Aynı zamanda bu kuvvete saldırdılar. Buradaki saldırıya karışmayan halk
da Fatih'in emri ile buradan sürgün edildiler.Fatih'in Bizans'a
saldırısı üzerine Macar Kralı Hunyadi fırsattan istifade etmek
istercesine Bizans İmparatoruna yapacağı yardım karşılığında
Selimbria'yı Mesembria'yı ve Limnos adasını istiyordu. Fatih İstanbul'u
aldı. Böylece bu istek de yerine getirilememiş oldu. Silivri
Osmanlıların idaresine geçince,kale içindeki Apokaukos Kilisesi camiye
çevrilip 30-40 hane kadar Türk kale içine yerleştirildi. Zaten o
zamanlar Silivri'de kale dışında ev bulunmuyordu. Bütün evler kale
içindeydi. Kalede Rumlar, Ermeniler ve Yahudiler oturuyordu. Türkler
gelince eski halkın adet,ananelerinde ve ibadetlerinde hiçbir değişme
olmadı. Bu müsamaha iyi geçinmelere sebep oldu. Yalnız Türkler kapalı
alanlarda oturmaya alışkın olmadıkları için zamanla kale dışında sahil
bölgesinde evler yapıp yerleşmeye başladılar. Türklerin Silivri'ye gelip
yerleştikleri dönemde kalenin doğusunda Muratçeşme mevkiinde bakımlı
bağ ve bahçeler bulunmaktaydı. Gayrımüslim halk geçimlerini
bağcılık,şarapçılık ve ipekçilikle sağladılar.
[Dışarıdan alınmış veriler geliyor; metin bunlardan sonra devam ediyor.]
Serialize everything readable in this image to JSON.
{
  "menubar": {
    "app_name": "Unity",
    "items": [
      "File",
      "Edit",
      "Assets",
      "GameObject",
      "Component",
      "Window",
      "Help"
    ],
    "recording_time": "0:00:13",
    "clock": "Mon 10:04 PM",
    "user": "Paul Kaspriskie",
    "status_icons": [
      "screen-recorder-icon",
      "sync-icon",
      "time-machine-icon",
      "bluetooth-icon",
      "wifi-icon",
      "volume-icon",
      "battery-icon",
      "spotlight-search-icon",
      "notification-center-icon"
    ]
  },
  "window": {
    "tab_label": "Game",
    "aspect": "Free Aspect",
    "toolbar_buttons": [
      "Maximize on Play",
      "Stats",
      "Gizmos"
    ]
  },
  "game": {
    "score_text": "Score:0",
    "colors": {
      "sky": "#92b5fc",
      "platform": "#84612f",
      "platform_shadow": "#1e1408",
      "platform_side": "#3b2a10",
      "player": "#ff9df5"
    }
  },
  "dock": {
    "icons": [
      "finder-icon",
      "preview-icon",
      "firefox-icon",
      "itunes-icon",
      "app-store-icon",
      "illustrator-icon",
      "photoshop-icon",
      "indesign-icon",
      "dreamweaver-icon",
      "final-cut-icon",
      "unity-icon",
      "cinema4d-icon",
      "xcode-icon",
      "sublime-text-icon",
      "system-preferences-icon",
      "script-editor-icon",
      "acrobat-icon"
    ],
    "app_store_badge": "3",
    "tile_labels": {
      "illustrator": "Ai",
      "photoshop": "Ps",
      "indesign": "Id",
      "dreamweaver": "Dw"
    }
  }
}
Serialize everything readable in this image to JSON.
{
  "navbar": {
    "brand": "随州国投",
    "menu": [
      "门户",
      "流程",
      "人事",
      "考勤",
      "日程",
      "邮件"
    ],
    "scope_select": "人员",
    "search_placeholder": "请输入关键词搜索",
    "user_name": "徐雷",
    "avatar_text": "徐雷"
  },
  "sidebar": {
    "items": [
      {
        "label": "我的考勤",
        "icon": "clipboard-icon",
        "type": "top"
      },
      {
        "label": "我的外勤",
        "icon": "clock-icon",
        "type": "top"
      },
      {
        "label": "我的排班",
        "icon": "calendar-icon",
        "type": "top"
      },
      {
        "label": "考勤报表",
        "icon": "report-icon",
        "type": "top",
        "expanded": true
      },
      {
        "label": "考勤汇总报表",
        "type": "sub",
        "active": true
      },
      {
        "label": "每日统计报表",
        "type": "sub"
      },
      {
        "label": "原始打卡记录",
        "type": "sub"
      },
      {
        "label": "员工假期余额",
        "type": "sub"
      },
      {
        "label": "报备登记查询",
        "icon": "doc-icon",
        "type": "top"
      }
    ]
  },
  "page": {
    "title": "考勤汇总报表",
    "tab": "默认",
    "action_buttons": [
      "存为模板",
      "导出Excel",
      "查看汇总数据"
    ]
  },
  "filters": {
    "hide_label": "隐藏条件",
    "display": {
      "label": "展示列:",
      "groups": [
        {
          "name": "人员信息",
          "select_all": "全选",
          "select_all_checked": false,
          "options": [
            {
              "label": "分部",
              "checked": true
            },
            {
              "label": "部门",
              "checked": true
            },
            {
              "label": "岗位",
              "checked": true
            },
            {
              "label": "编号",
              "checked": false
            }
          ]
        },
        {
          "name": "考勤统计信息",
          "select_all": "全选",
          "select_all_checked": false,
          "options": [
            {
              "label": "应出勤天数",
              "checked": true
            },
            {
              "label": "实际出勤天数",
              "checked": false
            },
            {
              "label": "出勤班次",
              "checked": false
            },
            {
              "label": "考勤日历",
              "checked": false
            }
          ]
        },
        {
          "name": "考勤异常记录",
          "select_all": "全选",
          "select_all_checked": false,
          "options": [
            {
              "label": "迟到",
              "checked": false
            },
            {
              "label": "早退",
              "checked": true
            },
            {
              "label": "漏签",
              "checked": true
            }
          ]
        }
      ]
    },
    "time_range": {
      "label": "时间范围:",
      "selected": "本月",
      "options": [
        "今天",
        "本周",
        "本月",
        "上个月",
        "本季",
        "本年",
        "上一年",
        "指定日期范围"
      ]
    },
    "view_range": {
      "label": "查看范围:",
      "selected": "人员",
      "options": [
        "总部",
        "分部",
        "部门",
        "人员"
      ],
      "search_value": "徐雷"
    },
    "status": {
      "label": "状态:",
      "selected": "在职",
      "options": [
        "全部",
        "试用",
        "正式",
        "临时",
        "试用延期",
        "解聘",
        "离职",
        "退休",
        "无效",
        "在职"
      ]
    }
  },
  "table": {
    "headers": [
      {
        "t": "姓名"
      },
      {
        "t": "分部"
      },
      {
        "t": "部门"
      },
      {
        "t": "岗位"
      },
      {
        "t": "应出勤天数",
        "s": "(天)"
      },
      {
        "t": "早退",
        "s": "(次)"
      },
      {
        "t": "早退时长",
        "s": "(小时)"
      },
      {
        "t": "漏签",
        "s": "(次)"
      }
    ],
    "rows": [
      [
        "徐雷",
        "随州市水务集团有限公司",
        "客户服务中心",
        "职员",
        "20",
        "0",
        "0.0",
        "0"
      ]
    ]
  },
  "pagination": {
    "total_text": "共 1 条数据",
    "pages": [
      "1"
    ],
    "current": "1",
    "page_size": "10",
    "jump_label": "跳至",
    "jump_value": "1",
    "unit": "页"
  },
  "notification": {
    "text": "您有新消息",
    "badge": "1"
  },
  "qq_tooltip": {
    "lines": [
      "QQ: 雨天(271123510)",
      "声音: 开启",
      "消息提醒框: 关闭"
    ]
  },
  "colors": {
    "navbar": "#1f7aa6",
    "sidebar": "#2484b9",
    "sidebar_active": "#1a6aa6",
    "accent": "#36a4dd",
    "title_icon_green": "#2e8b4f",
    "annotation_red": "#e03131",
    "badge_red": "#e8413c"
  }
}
Türkler ise balıkçılık ve
yoğurtçuluk alanında gelişme sağladılar. Silivri Bizans
İmparatorlarının sayfiye yeri idi. Türklerin eline geçtikten sonra da
uzun bir müddet aynı şekilde devam etti. Kanuni Sultan Süleyman Yapağcı
Çiftliğini satın aldı. Oraya bir cami ve saray yaptırdı. Yaz aylarında
saray halkı yazı burada geçirirdi. Hatta bir yaz Kanuni İstanbul'a
dönerken kalyonu fırtınaya yakalanarak Silivri körfezi açıklarında
batmış ve kalyonun arkasında içinde Kanuniye ait sandık içinde bulunan
şemsiye ve elmas şemsiye topuzu da sulara gömülmüş olduğu ve bu sandığın
hala Silivri körfezi açıklarında yattığı bilinmektedir. Celaliye
çiftliğini de Piri Mehmet Paşa satın aldı,emekli olduktan sonra
günlerinin bir kısmını da Silivri'de geçirmiştir.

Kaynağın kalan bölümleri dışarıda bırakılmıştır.